In a shocking (not really) twist, the Colorado Secretary of State’s office today confirmed that (former?) Republican gubernatorial candidate Doug Robinson failed to secure the necessary valid Republican signatures to appear on the ballot. Robinson missed the ballot by 22 signatures in the Second Congressional District, a liberal bastion. Robinson said he planned to challenge the decision in court, much like U.S. Senate candidates did in 2016. Although, it should be noted that this kind of distraction – of focus, money, and other resources did not pan out for those candidates.
In response to the news, Robinson posted a picture of his dog on Twitter with a joke about the 2016 signature debacles during which one candidate told reporters he had a big dog, proving Robinson is the candidate with the best sense of humor.

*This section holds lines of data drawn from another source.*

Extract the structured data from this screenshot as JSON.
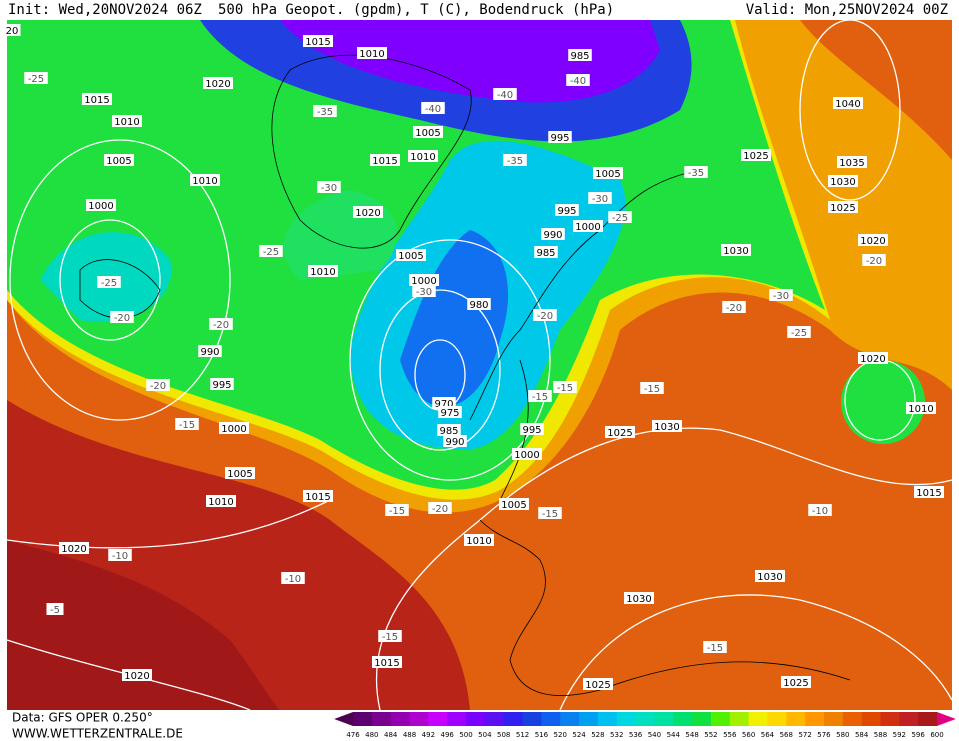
{
  "header": {
    "init": "Init: Wed,20NOV2024 06Z",
    "title": "500 hPa Geopot. (gpdm), T (C), Bodendruck (hPa)",
    "valid": "Valid: Mon,25NOV2024 00Z"
  },
  "footer": {
    "data": "Data: GFS OPER 0.250°",
    "site": "WWW.WETTERZENTRALE.DE"
  },
  "map": {
    "pressure_labels": [
      20,
      1015,
      1010,
      985,
      1020,
      1015,
      1010,
      1005,
      995,
      1015,
      1010,
      1025,
      1040,
      1035,
      1030,
      1025,
      1005,
      1010,
      1005,
      1000,
      1020,
      995,
      1000,
      990,
      985,
      1030,
      1020,
      1005,
      1010,
      1000,
      980,
      990,
      995,
      1020,
      1010,
      970,
      975,
      985,
      990,
      995,
      1025,
      1030,
      1000,
      1000,
      1005,
      1015,
      1010,
      1005,
      1015,
      1010,
      1020,
      1030,
      1030,
      1015,
      1020,
      1025,
      1025
    ],
    "temperature_labels": [
      -25,
      -35,
      -40,
      -40,
      -40,
      -35,
      -35,
      -30,
      -30,
      -25,
      -25,
      -25,
      -20,
      -20,
      -30,
      -20,
      -30,
      -25,
      -20,
      -20,
      -20,
      -15,
      -15,
      -15,
      -15,
      -20,
      -15,
      -15,
      -10,
      -10,
      -10,
      -5,
      -15,
      -15
    ]
  },
  "legend": {
    "ticks": [
      476,
      480,
      484,
      488,
      492,
      496,
      500,
      504,
      508,
      512,
      516,
      520,
      524,
      528,
      532,
      536,
      540,
      544,
      548,
      552,
      556,
      560,
      564,
      568,
      572,
      576,
      580,
      584,
      588,
      592,
      596,
      600
    ],
    "colors": [
      "#4b0050",
      "#5c0070",
      "#7a0090",
      "#9400b0",
      "#b000d0",
      "#c800ff",
      "#a000ff",
      "#7a00ff",
      "#5a10f0",
      "#3020f0",
      "#1840e0",
      "#1060f0",
      "#0a80f0",
      "#00a0f0",
      "#00c0f0",
      "#00d8e0",
      "#00e0c0",
      "#00e0a0",
      "#00e070",
      "#10e040",
      "#50f000",
      "#a0f000",
      "#f0f000",
      "#ffd800",
      "#ffb800",
      "#ff9800",
      "#f08000",
      "#e86000",
      "#e04800",
      "#d03010",
      "#c02020",
      "#a81818",
      "#e00080"
    ]
  }
}
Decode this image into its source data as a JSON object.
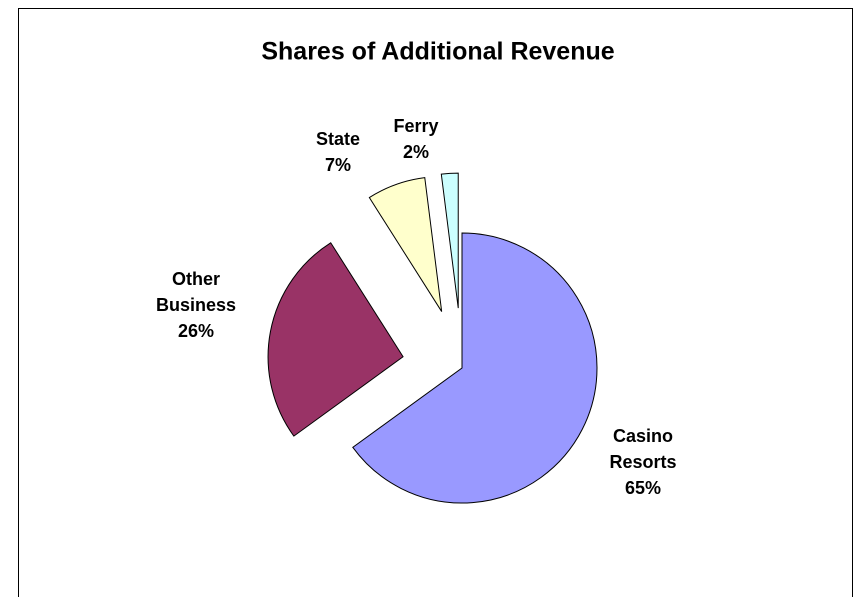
{
  "chart_data": {
    "type": "pie",
    "title": "Shares of Additional Revenue",
    "categories": [
      "Casino Resorts",
      "Other Business",
      "State",
      "Ferry"
    ],
    "values": [
      65,
      26,
      7,
      2
    ],
    "value_labels": [
      "65%",
      "26%",
      "7%",
      "2%"
    ],
    "colors": [
      "#9999ff",
      "#993366",
      "#ffffcc",
      "#ccffff"
    ],
    "exploded": [
      false,
      true,
      true,
      true
    ]
  }
}
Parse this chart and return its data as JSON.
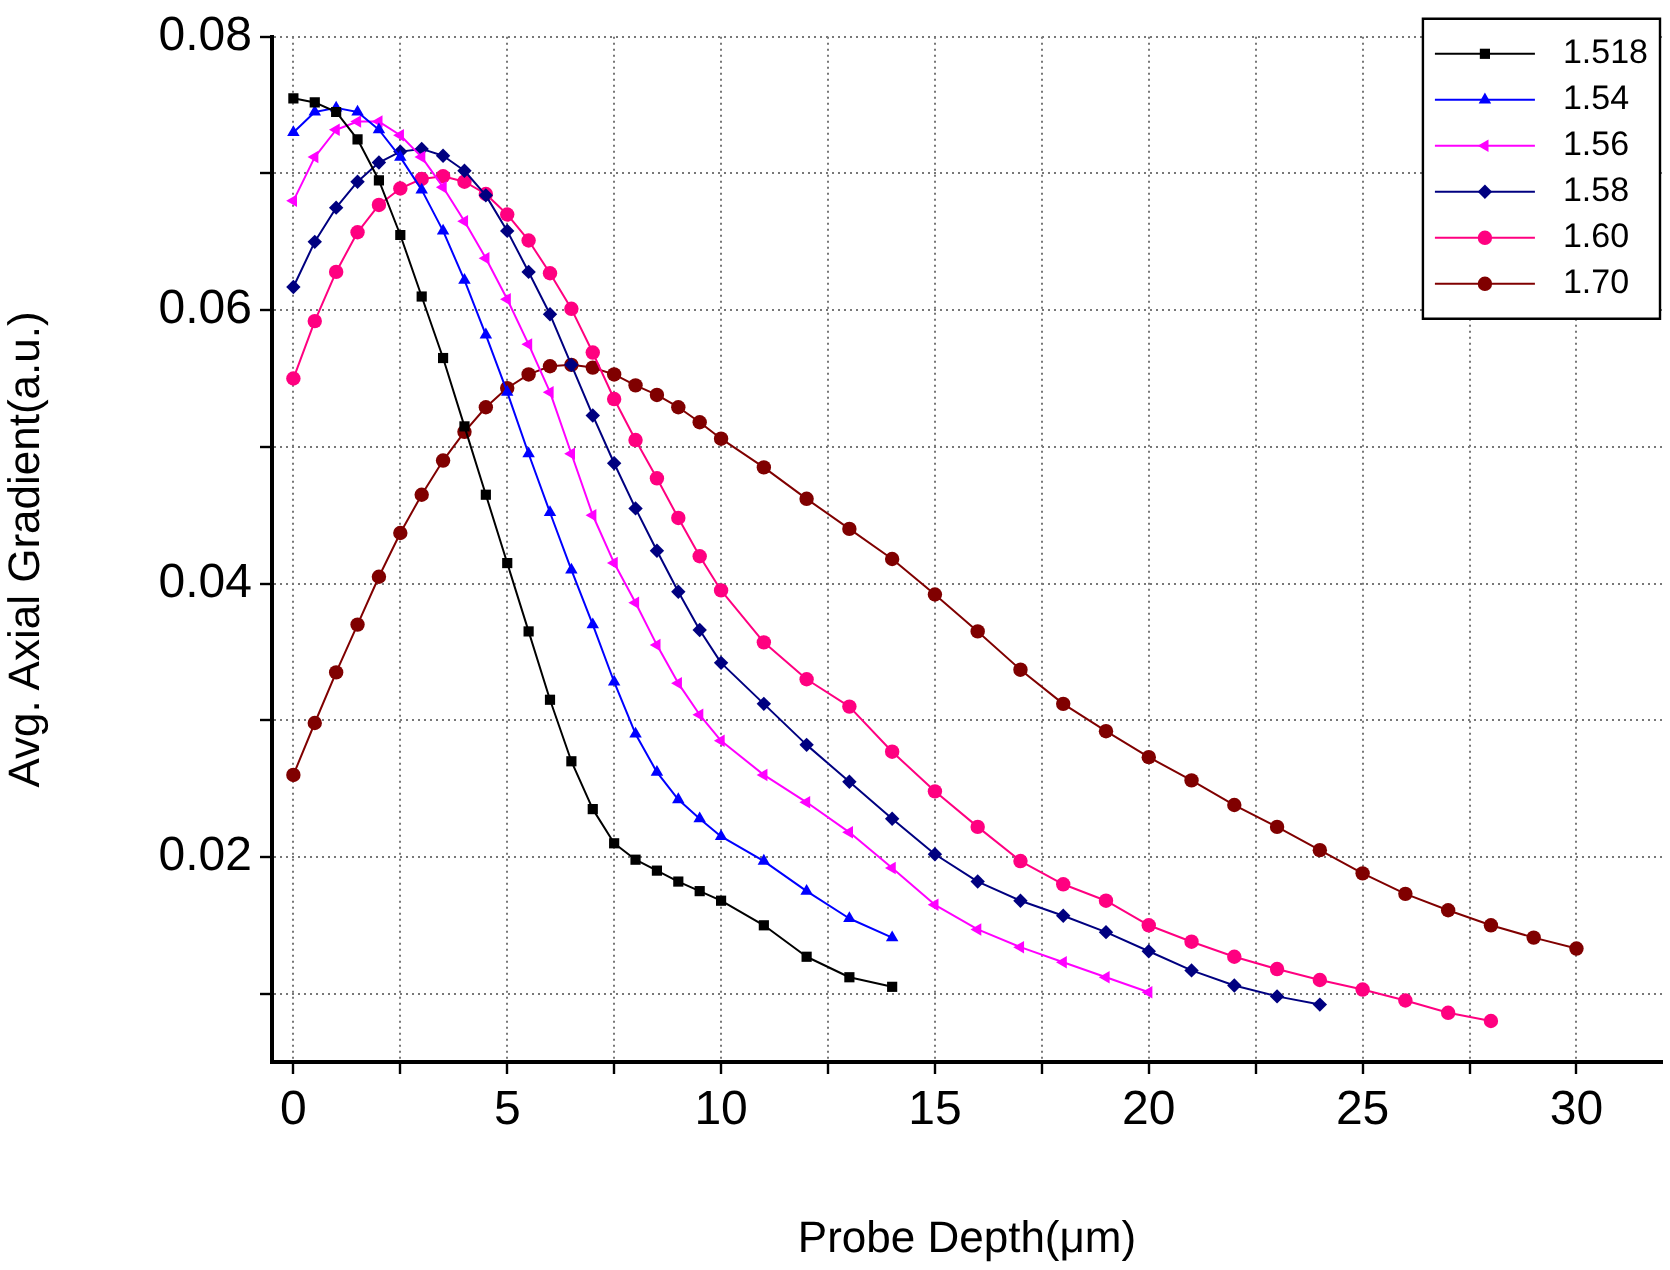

— Doug Robinson (@DougRobinsonCO) April 20, 2018
If Robinson wasn’t so likeable, this development would be hilarious. Robinson’s campaign staffer maligned other Republican candidates for problems with their signatures – specifically, he went after fellow Republican candidate Walker Stapleton, who trashed his signatures and went through the process garnering 44 percent of the vote. The question now is – did Robinson’s staffer genuinely think Robinson had moral high ground here or was his trash talking meant to try to disqualify Stapleton’s signatures and give his candidate a wider berth to make the ballot (which he obviously needed)? Inquiring minds want to know.
In other news, Colorado Treasurer candidate Brian Watson, who used the same firm, also did not qualify for the ballot. He also turned in 17,000 signatures and came up short in the Second Congressional District by 120 votes. Watson also plans to fight the insufficiency finding in court.
Each statewide candidate must secure 1,500 valid Republican (for GOP candidates) signatures in each Congressional District. Colorado has seven Congressional Districts, so the candidates must submit a total of 10,500 signatures. The Second Congressional District often proves challenging for Republican candidates attempting to gather signatures.